A tourist spot in São Paulo, Casa do Porco has become their biggest enterprise, with reservations confirmed until March next year. A Mexican who lives in Miami, USA, Juan Callos Lozano, 49, says he had been trying to visit A ​​Casa do Porco for a year without success, due to high demand.

Finally got it last month. “Pork meat is very present throughout Latin America, but here they achieved something unique, spectacular. They managed to promote a unique experience with an unforgettable tasting menu”, she says.

The restaurant is one block away from Praça da República, practically the same distance as Janaína walks to the building where she lives. Another Rueda venture in the area, the Bar da Dona Onça, in the Copan building, is also busy.

Dona Onça, Janaina’s nickname, was given to her by Mancha, former maître d’ of the extinct Pomodori restaurant, in Itaim Bibi, where Jefferson worked, in 2002, when the two met and started dating. In those days, she promoted wine tastings in restaurants.

While enjoying professional success, Dona Onça says that she has never seen so many people starving in the streets of the largest and richest city in South America. She defends “a pact” against hunger, involving different sectors of society.

It maintains a partnership with the NGO Pão do Povo, in an action in the Cracolândia region to feed 1,600 people a day, and also interfaces with companies that want to help in the action. It is common for its clientele to come across vulnerable people, crack users and homeless people.

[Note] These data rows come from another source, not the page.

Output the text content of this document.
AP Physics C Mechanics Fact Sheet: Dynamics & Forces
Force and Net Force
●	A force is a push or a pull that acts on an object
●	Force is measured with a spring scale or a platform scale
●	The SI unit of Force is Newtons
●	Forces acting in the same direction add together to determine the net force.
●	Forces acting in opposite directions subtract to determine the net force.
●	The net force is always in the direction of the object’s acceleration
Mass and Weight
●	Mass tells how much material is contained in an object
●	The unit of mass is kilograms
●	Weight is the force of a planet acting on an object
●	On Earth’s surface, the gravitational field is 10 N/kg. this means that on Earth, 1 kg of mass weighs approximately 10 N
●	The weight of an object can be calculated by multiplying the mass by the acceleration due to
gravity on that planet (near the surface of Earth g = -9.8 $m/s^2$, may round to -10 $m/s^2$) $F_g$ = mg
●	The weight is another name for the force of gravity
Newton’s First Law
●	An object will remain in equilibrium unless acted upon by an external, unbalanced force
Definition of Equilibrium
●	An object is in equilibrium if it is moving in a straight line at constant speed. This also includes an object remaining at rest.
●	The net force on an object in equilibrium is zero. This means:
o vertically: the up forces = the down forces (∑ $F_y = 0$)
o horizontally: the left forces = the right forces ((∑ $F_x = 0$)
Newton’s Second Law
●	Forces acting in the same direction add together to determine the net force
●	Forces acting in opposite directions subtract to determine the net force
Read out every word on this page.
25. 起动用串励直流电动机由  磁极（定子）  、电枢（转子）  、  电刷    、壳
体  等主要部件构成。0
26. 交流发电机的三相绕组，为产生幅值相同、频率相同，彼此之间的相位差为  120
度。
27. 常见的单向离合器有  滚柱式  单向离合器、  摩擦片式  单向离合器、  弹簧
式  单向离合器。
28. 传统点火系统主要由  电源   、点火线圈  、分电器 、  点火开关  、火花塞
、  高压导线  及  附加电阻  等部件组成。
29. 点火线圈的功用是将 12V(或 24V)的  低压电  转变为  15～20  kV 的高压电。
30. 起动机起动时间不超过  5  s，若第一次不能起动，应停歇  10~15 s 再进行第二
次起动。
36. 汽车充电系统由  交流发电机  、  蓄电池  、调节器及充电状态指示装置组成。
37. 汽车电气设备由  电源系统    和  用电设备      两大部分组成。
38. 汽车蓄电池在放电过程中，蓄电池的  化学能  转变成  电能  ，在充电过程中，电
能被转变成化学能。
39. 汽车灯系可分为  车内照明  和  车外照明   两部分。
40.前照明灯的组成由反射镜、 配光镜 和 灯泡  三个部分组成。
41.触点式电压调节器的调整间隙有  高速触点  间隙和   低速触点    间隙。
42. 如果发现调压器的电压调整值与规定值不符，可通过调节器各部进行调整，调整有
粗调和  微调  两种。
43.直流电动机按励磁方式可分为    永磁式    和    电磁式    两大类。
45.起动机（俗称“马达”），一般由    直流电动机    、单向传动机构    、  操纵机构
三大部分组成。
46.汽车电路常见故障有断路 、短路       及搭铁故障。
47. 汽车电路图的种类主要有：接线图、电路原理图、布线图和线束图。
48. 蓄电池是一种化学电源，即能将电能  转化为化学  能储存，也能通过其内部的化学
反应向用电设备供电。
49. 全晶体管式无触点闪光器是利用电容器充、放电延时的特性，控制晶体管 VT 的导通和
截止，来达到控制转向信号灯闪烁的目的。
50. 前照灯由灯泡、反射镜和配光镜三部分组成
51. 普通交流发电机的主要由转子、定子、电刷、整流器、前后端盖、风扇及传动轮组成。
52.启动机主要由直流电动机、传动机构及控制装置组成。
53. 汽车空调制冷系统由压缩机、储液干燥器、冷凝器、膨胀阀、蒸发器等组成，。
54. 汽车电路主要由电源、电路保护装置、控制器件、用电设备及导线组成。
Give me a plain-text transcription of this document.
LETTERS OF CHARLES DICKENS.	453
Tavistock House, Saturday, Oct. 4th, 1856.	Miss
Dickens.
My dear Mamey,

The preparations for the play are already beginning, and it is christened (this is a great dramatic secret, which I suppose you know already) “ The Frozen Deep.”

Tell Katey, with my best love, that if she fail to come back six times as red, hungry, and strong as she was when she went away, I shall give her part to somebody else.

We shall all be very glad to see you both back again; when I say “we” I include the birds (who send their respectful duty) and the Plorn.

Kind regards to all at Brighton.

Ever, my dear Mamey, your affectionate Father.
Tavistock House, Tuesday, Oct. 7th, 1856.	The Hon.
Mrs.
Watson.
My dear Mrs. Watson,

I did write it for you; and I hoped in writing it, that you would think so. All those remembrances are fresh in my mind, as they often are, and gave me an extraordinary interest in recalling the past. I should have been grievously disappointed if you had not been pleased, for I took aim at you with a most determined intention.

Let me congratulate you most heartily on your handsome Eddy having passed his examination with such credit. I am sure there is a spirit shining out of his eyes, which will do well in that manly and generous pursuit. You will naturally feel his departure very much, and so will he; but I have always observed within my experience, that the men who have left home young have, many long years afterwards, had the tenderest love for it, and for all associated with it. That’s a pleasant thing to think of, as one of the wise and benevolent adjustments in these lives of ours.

“The center of São Paulo faces a moment of extreme vulnerability”, he believes. “There are a lot of people on the street, people underestimated by society, families who lost their jobs, the house where they lived in the midst of an unprecedented political and economic crisis.”

“I want people who come to our restaurants to face, understand and reflect on this situation that is happening in the center. Removing this population and putting it elsewhere would make me an accomplice in this tragedy.”

In politics, he prefers to steer clear of polarization. “I’m not from the right or from the left, I like to solve BO”, she warns.